Hong Kong’s Central office rents set to reverse multi-year slump with gains in second half



Office rents in Hong Kong’s Central district are expected to rise faster in the second quarter of the year, according to analysts, a reversal of a multi-year slump that began in the second half of 2019.

The latest forecast was made by US bank Citi, which said premium offices in the city’s main business zone had seen rents rise 1.7 per cent from a trough in October, with room for further increments between the second half this year and 2027.

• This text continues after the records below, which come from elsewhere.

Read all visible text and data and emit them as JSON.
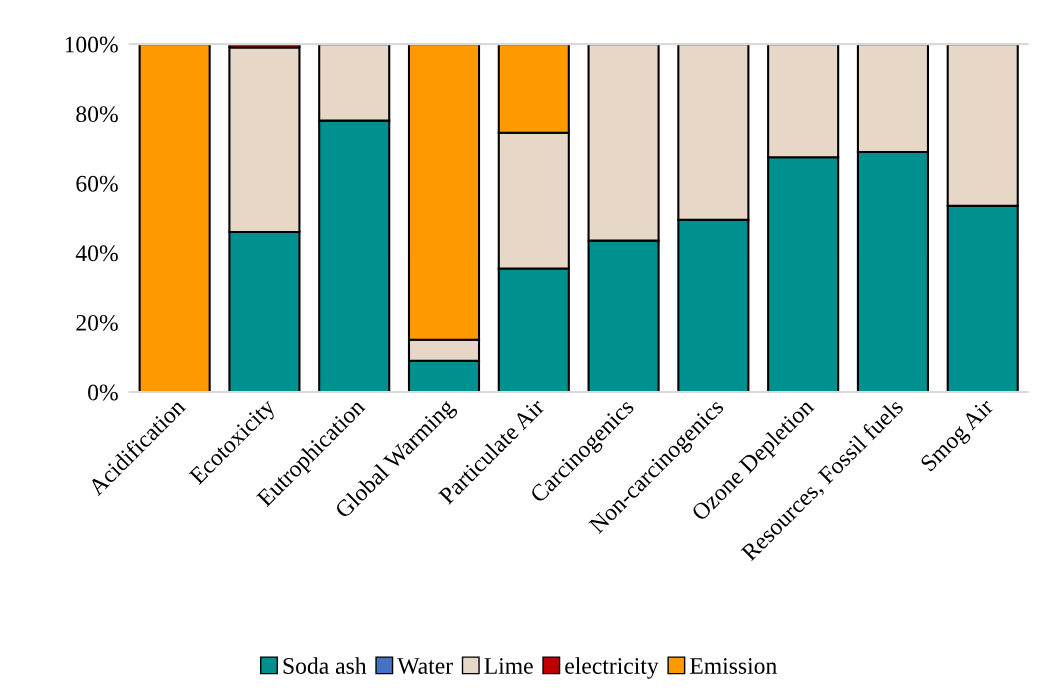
{
  "chart_data": {
    "type": "bar",
    "stacked": true,
    "categories": [
      "Acidification",
      "Ecotoxicity",
      "Eutrophication",
      "Global Warming",
      "Particulate Air",
      "Carcinogenics",
      "Non-carcinogenics",
      "Ozone Depletion",
      "Resources, Fossil fuels",
      "Smog Air"
    ],
    "series": [
      {
        "name": "Soda ash",
        "color": "#009090",
        "values": [
          0,
          46,
          78,
          9,
          35.5,
          43.5,
          49.5,
          67.5,
          69,
          53.5
        ]
      },
      {
        "name": "Water",
        "color": "#4472c4",
        "values": [
          0,
          0,
          0,
          0,
          0,
          0,
          0,
          0,
          0,
          0
        ]
      },
      {
        "name": "Lime",
        "color": "#e6d7c7",
        "values": [
          0,
          53,
          22,
          6,
          39,
          56.5,
          50.5,
          32.5,
          31,
          46.5
        ]
      },
      {
        "name": "electricity",
        "color": "#c00000",
        "values": [
          0,
          1,
          null,
          0,
          0,
          null,
          null,
          0,
          0,
          0
        ]
      },
      {
        "name": "Emission",
        "color": "#ff9900",
        "values": [
          100,
          0,
          0,
          85,
          25.5,
          0,
          0,
          0,
          0,
          0
        ]
      }
    ],
    "ylim": [
      0,
      100
    ],
    "yticks": [
      {
        "value": 0,
        "label": "0%"
      },
      {
        "value": 20,
        "label": "20%"
      },
      {
        "value": 40,
        "label": "40%"
      },
      {
        "value": 60,
        "label": "60%"
      },
      {
        "value": 80,
        "label": "80%"
      },
      {
        "value": 100,
        "label": "100%"
      }
    ],
    "grid": false,
    "legend": "bottom"
  }
}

“Lease negotiation dynamics had started to favour landlords since the fourth quarter of 2025 and strengthening into 2026,” Citi property analysts Griffin Chan and Cindy Li said in a report released on Wednesday.

The rental improvements would be spurred by broader capital inflows into Hong Kong, capital market activity and overseas expansion of Chinese corporates, they said.

Stronger demand has reduced grade-A vacancy rates in Central to a four-year low of 9.6 per cent.

Central is not alone in logging gains, with Admiralty absorbing demand outflow from the city’s main business district, while West Kowloon has also seen robust take-ups in rents.

JPMorgan Chase and Banco Santander were among the latest clients attracted to West Kowloon. In March, JPMorgan committed to leasing about 250,000 sq ft for 10 years at Artist Square Towers (AST), making it the anchor tenant of the 700,000 sq ft mixed-use development by Sun Hung Kai Properties (SHKP).